Al flunked because Mike gave him the wrong answers. Investors are also failing because they too are listening to bad advice. Wall Street, the financial press, brokerage firms, insurance companies and mutual fund companies are all telling us they have the right answers to our financial questions. We listen to their whisperings because we are afraid. In the book Freakonomics (written by a University of Chicago economist and New York Times columnist), the authors point out that we are afraid because investment risks seem out of our control. We listen to so-called experts, because they seem “exceedingly sure” of themselves and their advice. “Experts” know we are afraid, and they also know the best chance they have of getting our attention is to appeal to this fear, which “...as emotions go...is more potent than the rest.”
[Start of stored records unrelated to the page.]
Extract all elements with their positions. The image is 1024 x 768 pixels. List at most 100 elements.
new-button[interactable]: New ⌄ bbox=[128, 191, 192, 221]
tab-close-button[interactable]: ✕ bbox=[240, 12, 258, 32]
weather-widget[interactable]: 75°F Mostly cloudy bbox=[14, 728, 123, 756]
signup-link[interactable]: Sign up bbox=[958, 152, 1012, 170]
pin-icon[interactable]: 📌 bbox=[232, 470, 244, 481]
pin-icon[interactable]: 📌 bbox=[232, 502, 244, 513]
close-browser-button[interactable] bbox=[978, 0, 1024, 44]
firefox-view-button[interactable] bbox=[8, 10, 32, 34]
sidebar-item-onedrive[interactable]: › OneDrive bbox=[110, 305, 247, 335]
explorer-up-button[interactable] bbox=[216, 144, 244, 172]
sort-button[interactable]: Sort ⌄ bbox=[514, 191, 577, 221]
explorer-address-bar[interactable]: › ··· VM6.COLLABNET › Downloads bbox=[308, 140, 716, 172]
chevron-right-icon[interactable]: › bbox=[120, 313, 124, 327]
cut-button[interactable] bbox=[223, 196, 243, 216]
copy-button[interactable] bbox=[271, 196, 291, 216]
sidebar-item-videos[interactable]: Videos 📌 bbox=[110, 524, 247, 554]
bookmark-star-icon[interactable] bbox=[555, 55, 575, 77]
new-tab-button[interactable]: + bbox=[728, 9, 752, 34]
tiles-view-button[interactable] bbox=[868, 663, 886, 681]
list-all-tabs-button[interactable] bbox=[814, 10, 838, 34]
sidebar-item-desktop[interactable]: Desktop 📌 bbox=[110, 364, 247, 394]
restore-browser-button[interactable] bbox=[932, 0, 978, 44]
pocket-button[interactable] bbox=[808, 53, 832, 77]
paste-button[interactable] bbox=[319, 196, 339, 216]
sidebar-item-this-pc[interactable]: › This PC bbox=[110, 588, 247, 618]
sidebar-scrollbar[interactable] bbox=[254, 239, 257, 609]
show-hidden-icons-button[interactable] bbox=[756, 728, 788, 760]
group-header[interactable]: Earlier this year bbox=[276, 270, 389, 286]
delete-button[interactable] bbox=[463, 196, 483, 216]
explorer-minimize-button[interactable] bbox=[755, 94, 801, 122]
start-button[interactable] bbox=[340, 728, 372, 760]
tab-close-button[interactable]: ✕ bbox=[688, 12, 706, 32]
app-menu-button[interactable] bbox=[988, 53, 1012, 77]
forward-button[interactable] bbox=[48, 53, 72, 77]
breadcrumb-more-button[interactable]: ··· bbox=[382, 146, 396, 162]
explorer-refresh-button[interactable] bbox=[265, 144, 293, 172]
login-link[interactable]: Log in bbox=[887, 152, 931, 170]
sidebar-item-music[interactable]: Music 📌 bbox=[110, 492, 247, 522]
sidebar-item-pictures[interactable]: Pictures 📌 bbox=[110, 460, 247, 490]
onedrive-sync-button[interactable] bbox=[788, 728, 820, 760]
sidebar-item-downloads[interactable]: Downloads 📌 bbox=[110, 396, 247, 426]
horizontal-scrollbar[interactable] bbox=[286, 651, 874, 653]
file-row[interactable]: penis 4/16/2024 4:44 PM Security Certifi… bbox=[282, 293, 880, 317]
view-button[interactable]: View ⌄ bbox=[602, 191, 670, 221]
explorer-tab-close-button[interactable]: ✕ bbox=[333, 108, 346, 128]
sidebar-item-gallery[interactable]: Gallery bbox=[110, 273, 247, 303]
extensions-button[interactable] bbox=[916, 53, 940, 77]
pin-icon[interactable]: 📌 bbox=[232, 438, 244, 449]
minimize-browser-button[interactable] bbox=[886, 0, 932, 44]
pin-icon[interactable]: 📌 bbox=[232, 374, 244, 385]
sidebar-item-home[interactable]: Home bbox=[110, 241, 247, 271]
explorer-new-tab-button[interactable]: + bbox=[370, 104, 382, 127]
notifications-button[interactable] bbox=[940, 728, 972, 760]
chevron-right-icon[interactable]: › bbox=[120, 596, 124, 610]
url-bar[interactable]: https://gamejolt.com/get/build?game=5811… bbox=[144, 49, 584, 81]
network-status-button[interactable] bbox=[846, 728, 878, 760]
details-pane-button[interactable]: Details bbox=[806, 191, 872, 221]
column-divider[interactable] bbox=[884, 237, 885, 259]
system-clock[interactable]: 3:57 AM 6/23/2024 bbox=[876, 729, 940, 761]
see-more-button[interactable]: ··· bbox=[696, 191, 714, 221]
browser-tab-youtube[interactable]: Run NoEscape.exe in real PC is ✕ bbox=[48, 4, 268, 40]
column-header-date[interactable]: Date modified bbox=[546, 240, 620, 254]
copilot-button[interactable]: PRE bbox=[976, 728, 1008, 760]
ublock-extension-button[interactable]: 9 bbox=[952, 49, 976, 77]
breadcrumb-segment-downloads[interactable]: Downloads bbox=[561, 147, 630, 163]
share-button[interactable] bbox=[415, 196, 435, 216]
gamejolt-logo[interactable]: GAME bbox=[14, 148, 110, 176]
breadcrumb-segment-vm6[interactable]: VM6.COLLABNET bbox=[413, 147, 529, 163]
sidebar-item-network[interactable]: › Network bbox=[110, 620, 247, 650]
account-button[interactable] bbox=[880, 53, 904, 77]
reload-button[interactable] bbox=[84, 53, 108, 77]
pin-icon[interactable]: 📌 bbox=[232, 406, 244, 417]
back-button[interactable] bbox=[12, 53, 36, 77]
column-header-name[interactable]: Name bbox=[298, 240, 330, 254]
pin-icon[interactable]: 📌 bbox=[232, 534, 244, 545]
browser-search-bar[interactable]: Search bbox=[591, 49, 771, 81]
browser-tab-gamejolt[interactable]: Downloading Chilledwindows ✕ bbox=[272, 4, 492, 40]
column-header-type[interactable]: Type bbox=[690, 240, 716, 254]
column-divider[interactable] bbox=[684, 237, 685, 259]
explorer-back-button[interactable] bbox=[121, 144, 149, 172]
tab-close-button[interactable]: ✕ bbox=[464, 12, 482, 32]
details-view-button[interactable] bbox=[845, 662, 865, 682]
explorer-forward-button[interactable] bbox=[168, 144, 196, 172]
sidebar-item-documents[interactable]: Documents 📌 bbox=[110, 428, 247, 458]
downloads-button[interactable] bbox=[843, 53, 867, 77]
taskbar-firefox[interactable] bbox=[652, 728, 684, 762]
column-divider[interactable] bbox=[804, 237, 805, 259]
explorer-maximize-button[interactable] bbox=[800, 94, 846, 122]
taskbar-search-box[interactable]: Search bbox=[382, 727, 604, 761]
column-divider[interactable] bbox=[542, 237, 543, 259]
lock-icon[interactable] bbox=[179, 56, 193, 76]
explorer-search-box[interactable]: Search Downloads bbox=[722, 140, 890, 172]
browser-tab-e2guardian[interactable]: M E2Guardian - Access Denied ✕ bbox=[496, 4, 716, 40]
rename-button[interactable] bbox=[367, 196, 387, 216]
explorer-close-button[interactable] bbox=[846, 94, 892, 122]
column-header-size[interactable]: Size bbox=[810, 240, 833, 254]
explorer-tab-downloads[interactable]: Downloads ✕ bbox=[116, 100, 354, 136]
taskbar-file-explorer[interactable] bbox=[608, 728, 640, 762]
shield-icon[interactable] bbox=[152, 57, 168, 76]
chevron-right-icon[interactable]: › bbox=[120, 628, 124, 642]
Unfortunately, all this advice is not working. According to the most recent Dalbar study, the average stock fund investor earned significantly less than half the market return. The reason for this failure is that we are looking for short-term answers to a long-term problem (making our investments last for our lifetime). We focus on the short-term because, as Freakonomics notes, “Fear best thrives in the present tense. That is why experts rely on it, in a world that is increasingly impatient with long-term processes, fear is a potent short-term play.”
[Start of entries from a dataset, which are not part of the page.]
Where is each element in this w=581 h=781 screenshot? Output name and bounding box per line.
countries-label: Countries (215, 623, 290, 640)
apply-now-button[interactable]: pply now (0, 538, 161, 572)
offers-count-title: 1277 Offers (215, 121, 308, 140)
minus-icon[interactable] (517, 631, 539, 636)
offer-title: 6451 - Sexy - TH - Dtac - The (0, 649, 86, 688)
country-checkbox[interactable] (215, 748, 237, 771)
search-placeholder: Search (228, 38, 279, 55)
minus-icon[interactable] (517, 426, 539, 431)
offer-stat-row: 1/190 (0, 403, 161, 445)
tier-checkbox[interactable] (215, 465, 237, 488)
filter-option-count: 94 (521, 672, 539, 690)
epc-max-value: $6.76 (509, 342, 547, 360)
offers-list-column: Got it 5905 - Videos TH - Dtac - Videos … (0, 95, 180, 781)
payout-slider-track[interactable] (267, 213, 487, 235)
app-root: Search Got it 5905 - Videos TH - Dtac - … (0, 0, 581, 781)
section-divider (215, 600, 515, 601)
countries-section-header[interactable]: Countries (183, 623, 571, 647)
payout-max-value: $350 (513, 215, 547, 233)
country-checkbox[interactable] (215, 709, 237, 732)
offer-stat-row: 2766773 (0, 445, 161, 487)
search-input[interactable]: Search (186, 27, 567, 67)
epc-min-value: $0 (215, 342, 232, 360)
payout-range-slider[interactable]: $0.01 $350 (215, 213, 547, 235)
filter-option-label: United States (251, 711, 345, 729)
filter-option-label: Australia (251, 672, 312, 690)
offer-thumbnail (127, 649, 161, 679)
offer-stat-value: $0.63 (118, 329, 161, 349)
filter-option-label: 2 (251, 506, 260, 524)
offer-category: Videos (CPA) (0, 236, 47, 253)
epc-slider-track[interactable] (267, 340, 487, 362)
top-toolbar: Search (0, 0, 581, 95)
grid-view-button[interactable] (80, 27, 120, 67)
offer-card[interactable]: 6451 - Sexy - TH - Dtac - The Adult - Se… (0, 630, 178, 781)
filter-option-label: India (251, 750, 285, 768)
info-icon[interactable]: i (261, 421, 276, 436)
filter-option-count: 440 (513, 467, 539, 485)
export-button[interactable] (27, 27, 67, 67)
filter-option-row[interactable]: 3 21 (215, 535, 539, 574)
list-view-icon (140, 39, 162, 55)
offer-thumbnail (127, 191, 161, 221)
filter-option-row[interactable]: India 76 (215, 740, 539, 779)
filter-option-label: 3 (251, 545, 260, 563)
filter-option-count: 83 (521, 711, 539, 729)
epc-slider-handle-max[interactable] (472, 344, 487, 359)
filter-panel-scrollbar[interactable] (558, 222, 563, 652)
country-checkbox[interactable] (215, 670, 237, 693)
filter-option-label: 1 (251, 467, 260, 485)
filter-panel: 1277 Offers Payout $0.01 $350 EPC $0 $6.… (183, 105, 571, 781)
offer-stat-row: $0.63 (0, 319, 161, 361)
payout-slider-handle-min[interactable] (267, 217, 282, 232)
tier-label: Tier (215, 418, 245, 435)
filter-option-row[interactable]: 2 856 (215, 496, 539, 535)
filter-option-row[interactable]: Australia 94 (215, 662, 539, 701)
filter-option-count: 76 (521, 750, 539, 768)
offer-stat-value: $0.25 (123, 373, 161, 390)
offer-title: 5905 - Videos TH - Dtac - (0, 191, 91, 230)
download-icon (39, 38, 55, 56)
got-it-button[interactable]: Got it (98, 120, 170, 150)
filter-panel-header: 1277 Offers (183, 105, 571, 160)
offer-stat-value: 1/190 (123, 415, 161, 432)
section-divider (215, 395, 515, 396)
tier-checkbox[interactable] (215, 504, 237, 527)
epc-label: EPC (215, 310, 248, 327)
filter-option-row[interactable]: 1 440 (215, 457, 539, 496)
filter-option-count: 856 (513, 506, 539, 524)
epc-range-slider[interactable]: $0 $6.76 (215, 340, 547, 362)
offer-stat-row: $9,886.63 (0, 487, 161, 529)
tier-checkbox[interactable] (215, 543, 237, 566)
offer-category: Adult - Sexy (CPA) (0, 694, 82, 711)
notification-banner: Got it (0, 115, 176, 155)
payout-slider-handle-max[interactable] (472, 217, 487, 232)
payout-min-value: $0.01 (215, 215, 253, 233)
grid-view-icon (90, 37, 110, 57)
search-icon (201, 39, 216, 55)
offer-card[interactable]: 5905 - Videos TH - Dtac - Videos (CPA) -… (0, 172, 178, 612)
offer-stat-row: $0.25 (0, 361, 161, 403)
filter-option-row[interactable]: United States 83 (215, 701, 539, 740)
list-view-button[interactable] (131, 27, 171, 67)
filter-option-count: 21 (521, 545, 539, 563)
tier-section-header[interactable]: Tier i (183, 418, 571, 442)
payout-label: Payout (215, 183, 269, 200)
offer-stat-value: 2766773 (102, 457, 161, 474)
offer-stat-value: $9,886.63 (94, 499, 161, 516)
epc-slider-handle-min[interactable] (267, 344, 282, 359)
So, where do we go to find the long-term answers we need? The answer to that question just got a whole lot easier with the recent publication of Gordon Murray's book, The Investment Answer. Gordon was a big time Wall Street investment banker who a decade ago had “...an epiphany about the futility...” of what he was doing. He realized that financial success doesn't come from stock picking or market timing or from finding the best mutual fund or hedge fund managers. It comes from making markets your ally instead of your adversary, by being patient and disciplined, and by having a long-term time horizon. The inspiration for the book was the result of a terminal cancer diagnosis. In his New York Times column, Ron Lieber noted that Mr. Murray's “...first impulse was to mourn...[but] instead he...channeled whatever energy he could muster into a slim paperback...to explain investing in a handful of simple steps.”
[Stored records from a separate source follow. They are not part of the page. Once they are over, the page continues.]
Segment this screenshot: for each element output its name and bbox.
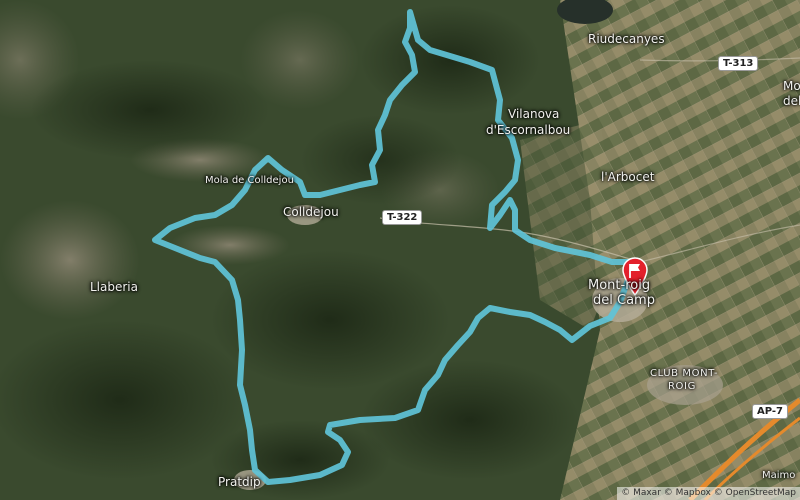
place-label-partial-mo: Mo (783, 79, 800, 93)
map-attribution[interactable]: © Maxar © Mapbox © OpenStreetMap (617, 487, 800, 500)
road-shield-t313: T-313 (718, 56, 759, 71)
place-label-partial-maimo: Maimo (762, 470, 796, 481)
place-label-club-montroig-line1: CLUB MONT- (650, 368, 719, 379)
terrain-layer (0, 0, 800, 500)
place-label-llaberia: Llaberia (90, 280, 138, 294)
road-shield-t322: T-322 (382, 210, 423, 225)
place-label-club-montroig-line2: ROIG (668, 381, 696, 392)
place-label-montroig-line2: del Camp (593, 293, 655, 308)
road-shield-ap7: AP-7 (752, 404, 789, 419)
place-label-riudecanyes: Riudecanyes (588, 32, 665, 46)
place-label-pratdip: Pratdip (218, 475, 261, 489)
place-label-vilanova-line2: d'Escornalbou (486, 123, 571, 137)
place-label-colldejou: Colldejou (283, 205, 339, 219)
place-label-arbocet: l'Arbocet (601, 170, 655, 184)
place-label-vilanova-line1: Vilanova (508, 107, 560, 121)
place-label-montroig-line1: Mont-roig (588, 278, 651, 293)
place-label-mola-colldejou: Mola de Colldejou (205, 175, 294, 186)
place-label-partial-del: del (783, 94, 800, 108)
satellite-map[interactable]: Riudecanyes Vilanova d'Escornalbou l'Arb… (0, 0, 800, 500)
The simple steps are five questions that, according to Gordon, if you get the answers right will “stack the investment odds in your favor...[because] you will no longer be a speculator [with short-term answers]... you will be an investor [with long-term answers].” The answers are: (1) Get unbiased advice, (2) allocate among stocks, bonds, and cash based on risk tolerance and liquidity needs, (3) diversify effectively, (4) use index funds, and (5) rebalance.

It is tempting to listen to the whispers of financial experts with their confident predictions, but in my humble opinion, it is as effective as listening to Mike. To keep from flunking retirement, you must resist fear and embrace common sense. You need The Investment Answer.